Old Testament reading: Amos 6-7
“Woe to you who are at ease in Zion!” The prophet condemns both nations for their lack of concern for spiritual matters. The people of Israel and Judah were on religious auto-pilot. They did not consider their idleness or the coming judgment of God (vv 3-8). In this text is an interesting condemnation of those who “invent for yourselves musical instruments like David.” Adam Clarke unashamedly points to this text as proof that David was not authorized by God to introduce instrumental music into the temple worship. Moses certainly never authorized such into the worship of Israel. I have often asked of those who point to David in defense of their use in worship, “Can you name another place in the Bible where a good thing is used as a condemning example?” I have yet to receive a reply or defense. In Amos 7:7-8 we find the famous plumb line. A plumb line is a string with a weight attached to one end.

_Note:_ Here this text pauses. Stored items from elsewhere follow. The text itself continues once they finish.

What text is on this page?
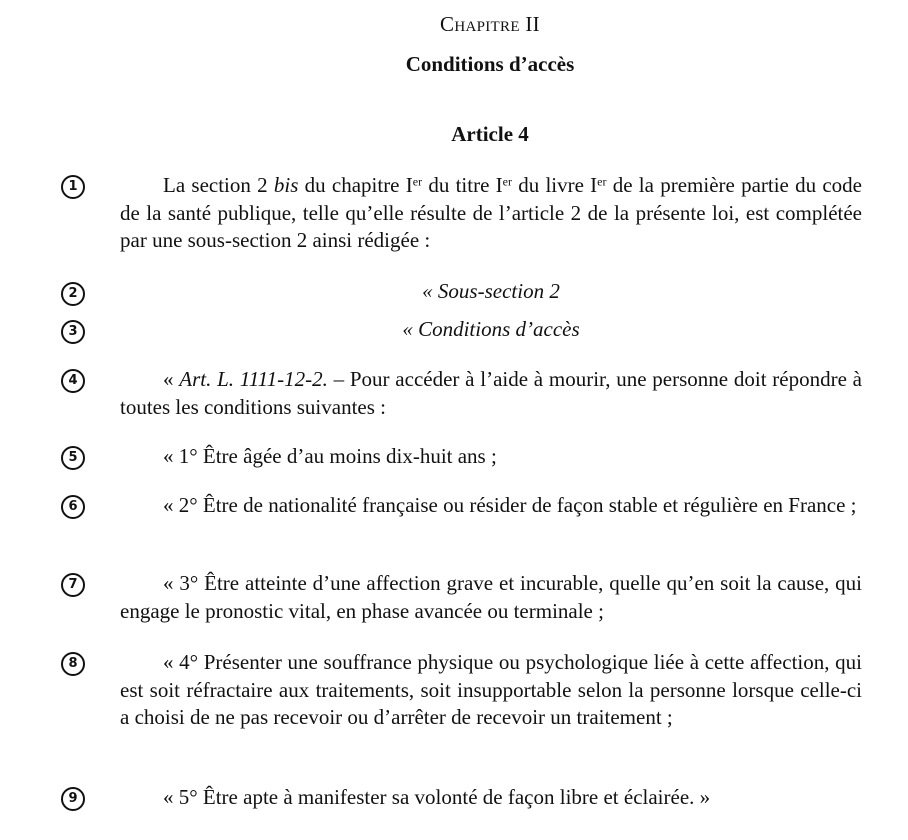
Chapitre II
Conditions d’accès
Article 4
1	La section 2 bis du chapitre Ier du titre Ier du livre Ier de la première partie du code de la santé publique, telle qu’elle résulte de l’article 2 de la présente loi, est complétée par une sous-section 2 ainsi rédigée :
2	« Sous-section 2
3	« Conditions d’accès
4	« Art. L. 1111-12-2. – Pour accéder à l’aide à mourir, une personne doit répondre à toutes les conditions suivantes :
5	« 1° Être âgée d’au moins dix-huit ans ;
6	« 2° Être de nationalité française ou résider de façon stable et régulière en France ;
7	« 3° Être atteinte d’une affection grave et incurable, quelle qu’en soit la cause, qui engage le pronostic vital, en phase avancée ou terminale ;
8	« 4° Présenter une souffrance physique ou psychologique liée à cette affection, qui est soit réfractaire aux traitements, soit insupportable selon la personne lorsque celle-ci a choisi de ne pas recevoir ou d’arrêter de recevoir un traitement ;
9	« 5° Être apte à manifester sa volonté de façon libre et éclairée. »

It is held from a roof or elevated position to measure or ensure verticality in building a wall. Gravity doesn’t lie; the plumb line is always true. God’s plumb line is His word. All words or deeds must be measured against it (cf Col 3:17).

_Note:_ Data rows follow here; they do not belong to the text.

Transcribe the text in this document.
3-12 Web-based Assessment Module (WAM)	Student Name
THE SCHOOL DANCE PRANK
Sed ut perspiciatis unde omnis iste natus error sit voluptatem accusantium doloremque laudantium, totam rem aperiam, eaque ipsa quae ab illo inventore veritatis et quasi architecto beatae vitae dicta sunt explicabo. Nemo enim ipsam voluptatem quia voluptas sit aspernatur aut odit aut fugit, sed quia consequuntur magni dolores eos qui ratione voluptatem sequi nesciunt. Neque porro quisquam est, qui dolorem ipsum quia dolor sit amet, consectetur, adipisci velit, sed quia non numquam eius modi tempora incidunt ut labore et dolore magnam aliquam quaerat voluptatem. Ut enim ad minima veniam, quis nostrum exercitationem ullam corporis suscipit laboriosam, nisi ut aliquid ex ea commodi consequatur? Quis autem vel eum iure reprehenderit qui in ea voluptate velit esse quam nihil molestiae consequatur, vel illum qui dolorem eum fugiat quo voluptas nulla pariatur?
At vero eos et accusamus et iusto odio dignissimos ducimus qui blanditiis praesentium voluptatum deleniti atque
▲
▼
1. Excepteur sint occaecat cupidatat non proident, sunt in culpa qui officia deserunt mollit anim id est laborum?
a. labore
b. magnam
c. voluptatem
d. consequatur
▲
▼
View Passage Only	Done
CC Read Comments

New Testament reading: Colossians
I don’t know about you, but too many times I get caught up in aggravation or a mild pity party if I allow myself to think about a perceived lack of recognition for any service rendered to the church or community. Paul has the remedy for such in Colossians 3:23-34, “And whatever you do, do it heartily, as to the Lord and not to men, knowing that from the Lord you will receive the reward of the inheritance, for you serve the Lord Christ.” I’ve gotta remember whom I’m serving. If a lack of notoriety is a problem for me, I am likely serving the wrong person. Jesus warned against such in Matthew 6:1-4. However, I don’t have to sound a trumpet to make my deeds known to other. I can “toot my own horn” by nonchalantly mentioning my deeds in casual conversation or somehow insert such into some story I’m telling. The Hebrews writer reminds us that God is not unrighteous to forget any work and labor of love that we show toward his name. So let us be steadfast, unmovable, always abounding in the Lord’s work, for our labor in the Lord is not in vain.